Genome Sequences of the Arthrobacter globiformis Phage BillyTP (Cluster AY) and Gordonia rubripertincta Phage MAnor (Cluster CT)
James Melton, Camilla Augustus, Jordan Dotson, Adja Camara, Laila Christian, Damera McClendon, McKenzie Severson, Morgan Wills, Deana Burris, Destinee Williams, Vashti Williams, Shrijeeta Ganguly

TL;DR
This paper reports the genome sequences of two new soil-isolated phages, BillyTP and MAnor, and classifies them into specific phage clusters based on gene similarity.
Contribution
The novelty lies in the isolation and genomic characterization of two new phages and their classification into actinobacteriophage clusters.
Findings
BillyTP has a 53,003 bp genome with 96 putative genes.

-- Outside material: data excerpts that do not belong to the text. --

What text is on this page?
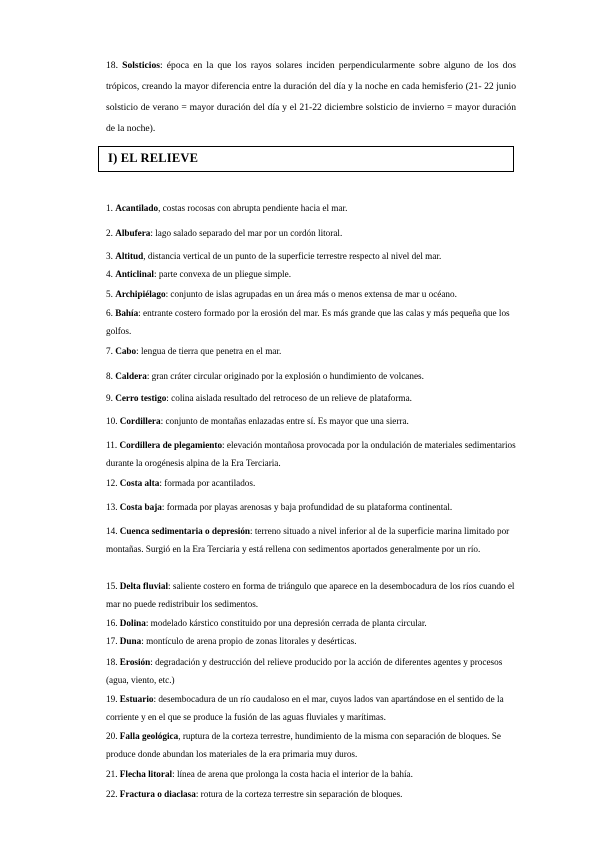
18. Solsticios: época en la que los rayos solares inciden perpendicularmente sobre alguno de los dos trópicos, creando la mayor diferencia entre la duración del día y la noche en cada hemisferio (21- 22 junio solsticio de verano = mayor duración del día y el 21-22 diciembre solsticio de invierno = mayor duración de la noche).
I) EL RELIEVE
1. Acantilado, costas rocosas con abrupta pendiente hacia el mar.
2. Albufera: lago salado separado del mar por un cordón litoral.
3. Altitud, distancia vertical de un punto de la superficie terrestre respecto al nivel del mar.
4. Anticlinal: parte convexa de un pliegue simple.
5. Archipiélago: conjunto de islas agrupadas en un área más o menos extensa de mar u océano.
6. Bahía: entrante costero formado por la erosión del mar. Es más grande que las calas y más pequeña que los golfos.
7. Cabo: lengua de tierra que penetra en el mar.
8. Caldera: gran cráter circular originado por la explosión o hundimiento de volcanes.
9. Cerro testigo: colina aislada resultado del retroceso de un relieve de plataforma.
10. Cordillera: conjunto de montañas enlazadas entre sí. Es mayor que una sierra.
11. Cordillera de plegamiento: elevación montañosa provocada por la ondulación de materiales sedimentarios durante la orogénesis alpina de la Era Terciaria.
12. Costa alta: formada por acantilados.
13. Costa baja: formada por playas arenosas y baja profundidad de su plataforma continental.
14. Cuenca sedimentaria o depresión: terreno situado a nivel inferior al de la superficie marina limitado por montañas. Surgió en la Era Terciaria y está rellena con sedimentos aportados generalmente por un río.
15. Delta fluvial: saliente costero en forma de triángulo que aparece en la desembocadura de los ríos cuando el mar no puede redistribuir los sedimentos.
16. Dolina: modelado kárstico constituido por una depresión cerrada de planta circular.
17. Duna: montículo de arena propio de zonas litorales y desérticas.
18. Erosión: degradación y destrucción del relieve producido por la acción de diferentes agentes y procesos (agua, viento, etc.)
19. Estuario: desembocadura de un río caudaloso en el mar, cuyos lados van apartándose en el sentido de la corriente y en el que se produce la fusión de las aguas fluviales y marítimas.
20. Falla geológica, ruptura de la corteza terrestre, hundimiento de la misma con separación de bloques. Se produce donde abundan los materiales de la era primaria muy duros.
21. Flecha litoral: línea de arena que prolonga la costa hacia el interior de la bahía.
22. Fractura o diaclasa: rotura de la corteza terrestre sin separación de bloques.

MAnor has a 48,333 bp genome with 73 putative genes.
Both phages are classified into clusters AY and CT based on gene content similarity.
Abstract
Phages BillyTP (Cluster AY) and MAnor (Cluster CT) were isolated from soil using Arthrobacter globiformis B-2979 and Gordonia rubripertincta NRRL B-16540, respectively, as hosts. The genome of BillyTP is 53,003 base pairs (bp) and contains 96 putative genes, while the genome of MAnor is 48,333 bp encoding 73 putative genes. BillyTP and MAnor are assigned to actinobacteriophage clusters AY and CT, respectively, based on gene content similarity (GCS) of at least 35%.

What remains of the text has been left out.